Green bulldozes Queensland with record knock

Bulls have no answers to rampaging Green monster

Not for the first time this Marsh Sheffield Shield summer – and surely not for the last – the day belonged to Australia’s newest batting sensation, Cameron Green.

With three Shield matches being played across the country, there was considerable scope for statements to be made and names to be put up in lights.

And typically, already, despite his tender years, it was Green who shouted longest and loudest, the 21-year-old Western Australian producing a ruthless 182no on day one at the Gabba to put his side in a strong position of 3-325 against competition leaders Queensland.

It was the third time Green has passed 150 in the competition this season – a feat not achieved by one so young since the late David Hookes went on a run spree for South Australia in the summer of 1976-77, his scores of 163, 185 and 156 propelling him into the Australian side for the Centenary Test and a subsequent slice of history.

Few batsmen in recent history can have had such an appetite for runs at such a young age as Green. Just in the past 15 days, the right-hander has, in two formats and at two levels, racked up more than 650 runs, his 201 in Premier Cricket fortnight back followed by 168no and 144 in Shield and One-Day Cup matches against South Australia before today’s 258-ball occupation.

Golden Green scores third Shield century of the summer

Coming to the crease at 2-16, he expertly negotiated a tricky early phase on a pitch that was green enough to convince Bulls captain Usman Khawaja to have a bowl. 

There was a momentary lapse on 37 when he looked to flick a shorter ball from Jack Wildermuth into the on-side, only to see it pop up and fall just short of the gully fielder.

Next ball he returned to type, producing the rock-solid forward defence that has fast become one of the most reliable in the country.

A short time later he was punching Xavier Bartlett for fours through mid on and mid off, then pulling him past fine leg to reach another fifty. The milestone might have triggered a fractional drop in concentration as the very next ball he stood tall as he looked to flick a straighter one from Xavier Bartlett through midwicket. He was rapped on the pad and survived what looked a very good appeal.

If it was a life, he made the most of it, and quickly; during a frenetic period between lunch and tea, he raced from 41 to 101 in the space of 47 balls, again highlighting his seemingly growing ability to move through the gears with a minimum of fuss.

“I think it’s just the evolution of his game,” said WA coach Adam Voges. “As he plays more, as he gets more confident in his own ability, I think you’ll see that (acceleration) a little bit more.

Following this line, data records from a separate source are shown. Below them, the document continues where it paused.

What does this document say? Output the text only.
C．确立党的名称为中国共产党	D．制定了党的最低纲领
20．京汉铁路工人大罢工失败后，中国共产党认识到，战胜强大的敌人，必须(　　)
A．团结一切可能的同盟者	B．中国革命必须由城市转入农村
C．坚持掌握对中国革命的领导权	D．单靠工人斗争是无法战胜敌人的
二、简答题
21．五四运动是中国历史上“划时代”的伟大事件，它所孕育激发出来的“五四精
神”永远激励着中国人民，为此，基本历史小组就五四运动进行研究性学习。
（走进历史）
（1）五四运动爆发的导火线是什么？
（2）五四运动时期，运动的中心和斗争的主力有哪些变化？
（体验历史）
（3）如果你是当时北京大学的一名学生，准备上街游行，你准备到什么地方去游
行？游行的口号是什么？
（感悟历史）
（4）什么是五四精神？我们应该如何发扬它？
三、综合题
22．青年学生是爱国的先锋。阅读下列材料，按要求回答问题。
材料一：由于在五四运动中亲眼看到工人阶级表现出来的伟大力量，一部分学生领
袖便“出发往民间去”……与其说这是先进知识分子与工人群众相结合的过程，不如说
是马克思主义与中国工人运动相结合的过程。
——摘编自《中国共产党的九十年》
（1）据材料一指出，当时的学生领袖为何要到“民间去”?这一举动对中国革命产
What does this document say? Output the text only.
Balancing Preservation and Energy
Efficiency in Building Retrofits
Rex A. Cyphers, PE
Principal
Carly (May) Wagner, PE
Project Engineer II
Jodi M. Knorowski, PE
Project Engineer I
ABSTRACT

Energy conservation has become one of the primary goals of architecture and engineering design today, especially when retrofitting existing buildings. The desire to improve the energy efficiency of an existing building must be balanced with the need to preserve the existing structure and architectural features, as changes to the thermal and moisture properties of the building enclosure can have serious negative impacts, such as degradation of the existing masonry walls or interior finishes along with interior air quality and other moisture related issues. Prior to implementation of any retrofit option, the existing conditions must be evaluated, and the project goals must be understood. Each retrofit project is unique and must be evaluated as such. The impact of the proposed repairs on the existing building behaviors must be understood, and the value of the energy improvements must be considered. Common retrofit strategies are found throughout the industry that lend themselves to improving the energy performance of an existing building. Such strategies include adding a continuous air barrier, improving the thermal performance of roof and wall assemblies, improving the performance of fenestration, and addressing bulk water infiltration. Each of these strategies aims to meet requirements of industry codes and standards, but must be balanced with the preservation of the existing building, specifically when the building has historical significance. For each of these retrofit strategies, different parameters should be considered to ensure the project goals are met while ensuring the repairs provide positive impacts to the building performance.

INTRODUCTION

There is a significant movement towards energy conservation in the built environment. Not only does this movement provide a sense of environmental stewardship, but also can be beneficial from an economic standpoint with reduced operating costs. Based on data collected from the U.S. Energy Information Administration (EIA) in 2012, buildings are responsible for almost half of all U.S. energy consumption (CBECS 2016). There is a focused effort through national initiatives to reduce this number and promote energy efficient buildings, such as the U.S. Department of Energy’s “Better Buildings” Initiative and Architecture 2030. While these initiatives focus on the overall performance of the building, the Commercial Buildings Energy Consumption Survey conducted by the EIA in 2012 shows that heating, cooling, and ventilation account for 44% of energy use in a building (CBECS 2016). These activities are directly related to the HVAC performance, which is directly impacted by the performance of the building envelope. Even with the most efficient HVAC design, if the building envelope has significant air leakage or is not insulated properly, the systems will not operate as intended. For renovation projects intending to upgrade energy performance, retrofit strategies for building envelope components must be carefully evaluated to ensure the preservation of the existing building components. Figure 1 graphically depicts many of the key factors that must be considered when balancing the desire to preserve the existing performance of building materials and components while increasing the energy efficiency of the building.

“He would’ve taken a lot of confidence out of his one-day hundred the other day where he was able to (move through the gears quickly). But he was able to put some real pressure on the Queensland bowlers and made their margin for error really quite small.”

Green Machine: Young gun’s explodes for maiden one-day ton

By stumps, Green had passed 700 Shield runs for the first time in his burgeoning career and had cut Travis Head’s lead at the top of this season’s leaderboard to just 44.

“His technique allows him to bat for long periods, but I think his mental capacity and desire to bat, and bat for long periods is unparalleled for a 21-year-old, and that’s what makes him so good,” added Voges. “He just wants to keep batting, and he’s doing it brilliantly well at the moment.”

Perhaps most startling was the way Green’s flair matched his focus once he had gotten into stride. As well as a series of beautiful straight drives either side of the wicket from the quicks, and a couple of delightful sixes over the head of left-arm spinner Matt Kuhnemann, there were shades of Kevin Pietersen in a number of on-side strokes, where Green slapped the ball through mid on with a savage cross bat, and then stood tall and whipped elegantly through midwicket as the Englishman had done so effortlessly in his pomp.

It is no coincidence. During his time with the National Performance Squad in Brisbane a couple of years ago, then Cricket Australia high performance coach Chris Rogers had encouraged Green to watch footage of Pietersen, convinced he could heed some valuable lessons from another tall and imposing right-hander.

“There’s a few guys who are tall who I’ve looked at before (as models),” the youngster said at the time. “Chris Rogers has mentioned Kevin Pietersen as someone I should watch.

“He was pretty tall and dominated with the bat and was a huge presence out in the middle.”

Green is clearly better for the education.

Rogers, now coach of Victoria, might look at the schedule, see Western Australia on the horizon, and rue handing out such good advice.